Abstract

Anaerobic digestion of cattle manure has a low efficiency due to the high hydraulic retention time (HRT) required to degrade the abundant degradation-resistant compositions, co-digestion with food waste is effective at improving the methane production. Lowering the HRT can therefore increase the methanogenic efficiency during co-digestion. This study considered the effects of different HRTs (25, 20, 15, 10, 7, 5, and 4 days) on cattle manure and food waste co-digestion. The highest methane production was achieved at 1.48 L/L/d with an HRT of 5 days. The maximum methane yields (236–257 mL/g-VS) were attained at HRT ≥15 days and decreasing the HRT to 10-5 days resulted in low methane yields and complete process failure at HRT 4 days, due to volatile fatty acids accumulated and microorganisms washed out.
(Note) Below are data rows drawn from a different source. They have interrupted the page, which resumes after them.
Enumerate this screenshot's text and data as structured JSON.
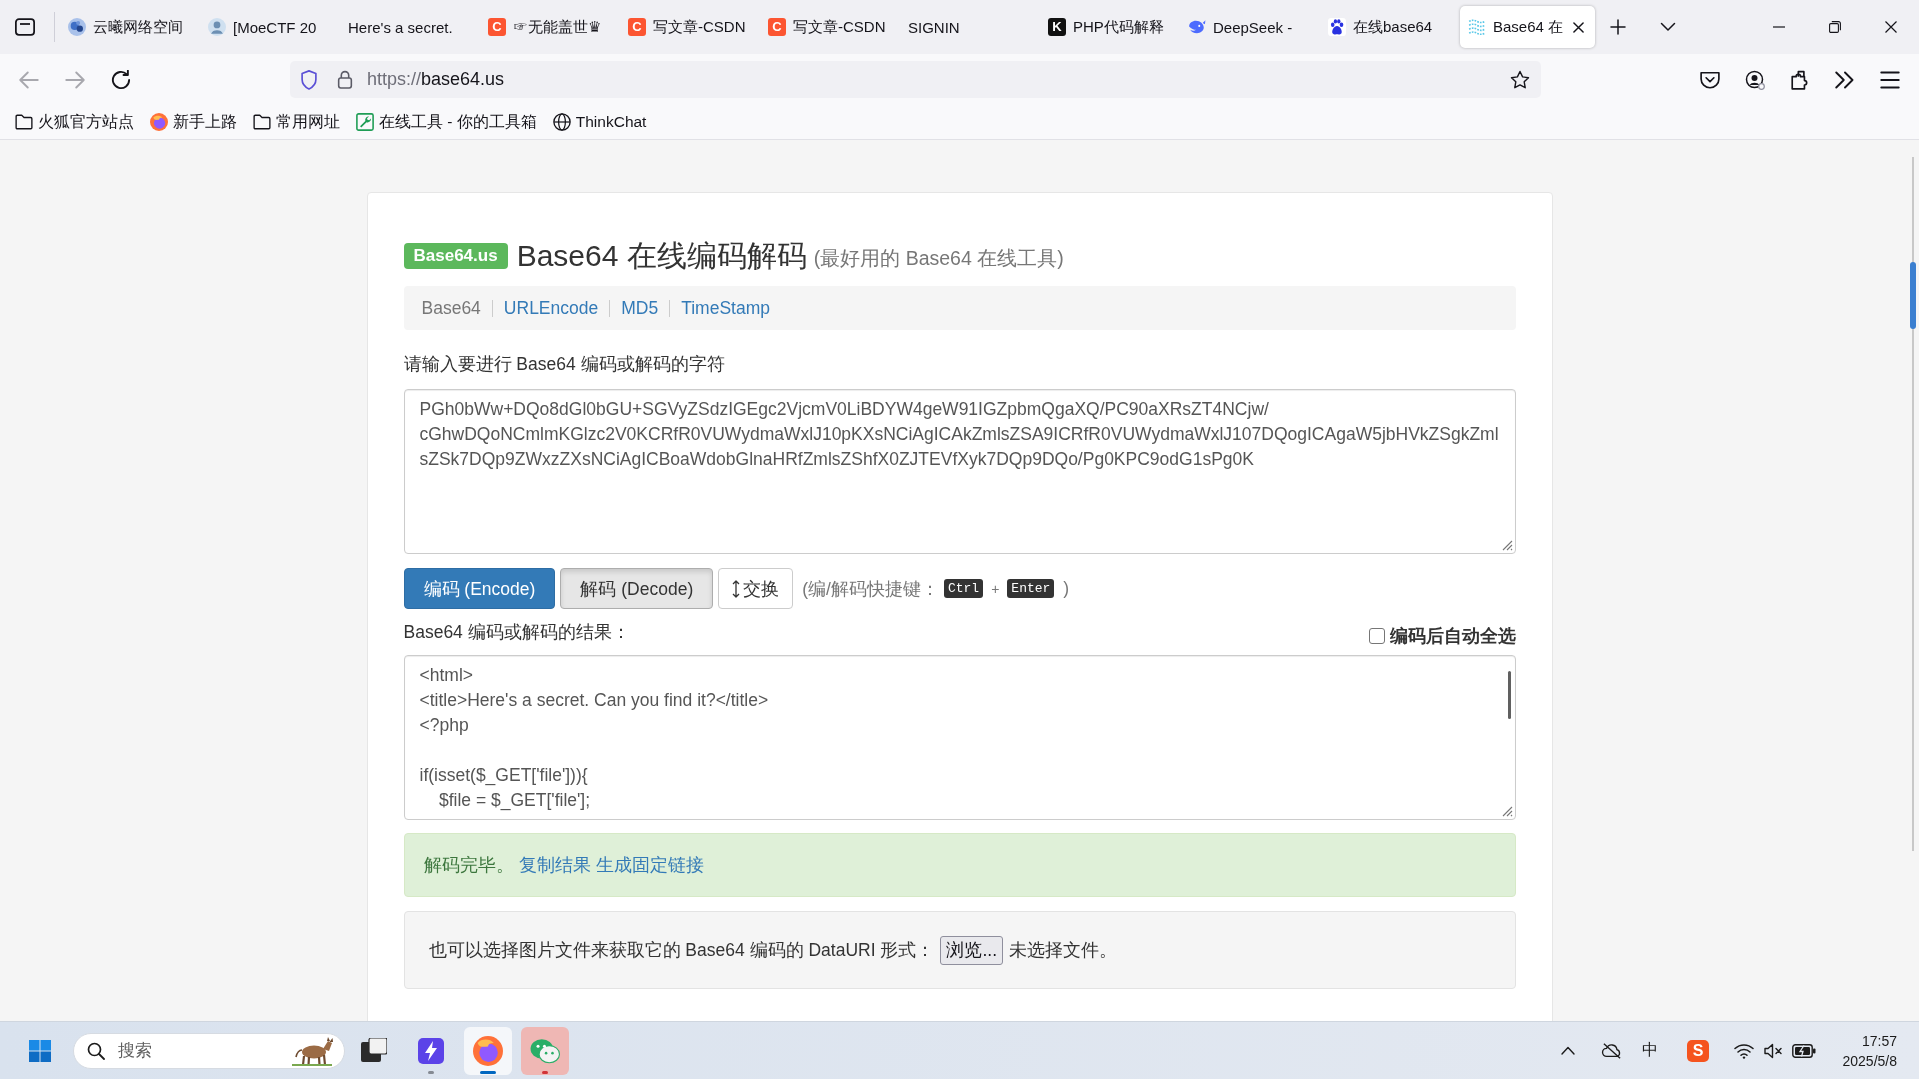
{
  "browser": {
    "tabs": [
      {
        "title": "云曦网络空间",
        "icon": {
          "kind": "blob"
        },
        "selected": false
      },
      {
        "title": "[MoeCTF 20",
        "icon": {
          "kind": "avatar"
        },
        "selected": false
      },
      {
        "title": "Here's a secret.",
        "selected": false
      },
      {
        "title": "☞无能盖世♛",
        "icon": {
          "kind": "letter",
          "glyph": "C",
          "color": "#fc5531"
        },
        "selected": false
      },
      {
        "title": "写文章-CSDN",
        "icon": {
          "kind": "letter",
          "glyph": "C",
          "color": "#fc5531"
        },
        "selected": false
      },
      {
        "title": "写文章-CSDN",
        "icon": {
          "kind": "letter",
          "glyph": "C",
          "color": "#fc5531"
        },
        "selected": false
      },
      {
        "title": "SIGNIN",
        "selected": false
      },
      {
        "title": "PHP代码解释",
        "icon": {
          "kind": "letter",
          "glyph": "K",
          "color": "#111111"
        },
        "selected": false
      },
      {
        "title": "DeepSeek -",
        "icon": {
          "kind": "whale"
        },
        "selected": false
      },
      {
        "title": "在线base64",
        "icon": {
          "kind": "paw"
        },
        "selected": false
      },
      {
        "title": "Base64 在",
        "icon": {
          "kind": "waves"
        },
        "selected": true
      }
    ],
    "nav_buttons": [
      {
        "kind": "back",
        "disabled": true
      },
      {
        "kind": "forward",
        "disabled": true
      },
      {
        "kind": "reload",
        "disabled": false
      }
    ],
    "address_bar": {
      "scheme": "https://",
      "host": "base64.us"
    },
    "bookmarks": [
      {
        "label": "火狐官方站点",
        "kind": "folder"
      },
      {
        "label": "新手上路",
        "kind": "browser"
      },
      {
        "label": "常用网址",
        "kind": "folder"
      },
      {
        "label": "在线工具 - 你的工具箱",
        "kind": "tool"
      },
      {
        "label": "ThinkChat",
        "kind": "globe"
      }
    ]
  },
  "page": {
    "badge": "Base64.us",
    "title": "Base64 在线编码解码",
    "subtitle": "(最好用的 Base64 在线工具)",
    "nav": [
      {
        "label": "Base64",
        "selected": true
      },
      {
        "label": "URLEncode",
        "selected": false
      },
      {
        "label": "MD5",
        "selected": false
      },
      {
        "label": "TimeStamp",
        "selected": false
      }
    ],
    "input": {
      "label": "请输入要进行 Base64 编码或解码的字符",
      "value": "PGh0bWw+DQo8dGl0bGU+SGVyZSdzIGEgc2VjcmV0LiBDYW4geW91IGZpbmQgaXQ/PC90aXRsZT4NCjw/cGhwDQoNCmlmKGlzc2V0KCRfR0VUWydmaWxlJ10pKXsNCiAgICAkZmlsZSA9ICRfR0VUWydmaWxlJ107DQogICAgaW5jbHVkZSgkZmlsZSk7DQp9ZWxzZXsNCiAgICBoaWdobGlnaHRfZmlsZShfX0ZJTEVfXyk7DQp9DQo/Pg0KPC9odG1sPg0K"
    },
    "buttons": [
      {
        "label": "编码 (Encode)",
        "kind": "primary",
        "pressed": false
      },
      {
        "label": "解码 (Decode)",
        "kind": "default",
        "pressed": true
      },
      {
        "label": "交换",
        "kind": "swap",
        "pressed": false
      }
    ],
    "shortcut_hint": {
      "prefix": "(编/解码快捷键：",
      "keys": [
        "Ctrl",
        "Enter"
      ],
      "joiner": "+",
      "suffix": ")"
    },
    "output": {
      "label": "Base64 编码或解码的结果：",
      "auto_select": {
        "label": "编码后自动全选",
        "checked": false
      },
      "value": "<html>\n<title>Here's a secret. Can you find it?</title>\n<?php\n\nif(isset($_GET['file'])){\n    $file = $_GET['file'];"
    },
    "status": {
      "message": "解码完毕。",
      "links": [
        "复制结果",
        "生成固定链接"
      ]
    },
    "file_picker": {
      "prompt": "也可以选择图片文件来获取它的 Base64 编码的 DataURI 形式：",
      "button": "浏览...",
      "file_status": "未选择文件。"
    }
  },
  "taskbar": {
    "search": {
      "placeholder": "搜索"
    },
    "apps": [
      {
        "kind": "window",
        "running": false,
        "focused": false,
        "alert": false
      },
      {
        "kind": "bolt",
        "running": true,
        "focused": false,
        "alert": false
      },
      {
        "kind": "browser",
        "running": true,
        "focused": true,
        "alert": false
      },
      {
        "kind": "chat",
        "running": true,
        "focused": false,
        "alert": true
      }
    ],
    "tray": {
      "ime": "中",
      "ime_app": "S",
      "muted": true
    },
    "clock": {
      "time": "17:57",
      "date": "2025/5/8"
    }
  }
}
From a high HRT of 20 days to a low HRTs of 5 days, Bacteroidetes and Firmicutes were the dominant bacteria and the percentage of syntrophic acetate oxidizing bacteria (mainly Pelotomaculum and Pseudothermotoga) clearly increased. The dominant methanogen changed from the acetotrophic Methanosaeta to the hydrogenophilic Methanobrevibacter. These results enable biogas plants to utilize surplus amounts of cow manure and food waste in a sustainable manner with high process capacity and methane recovery.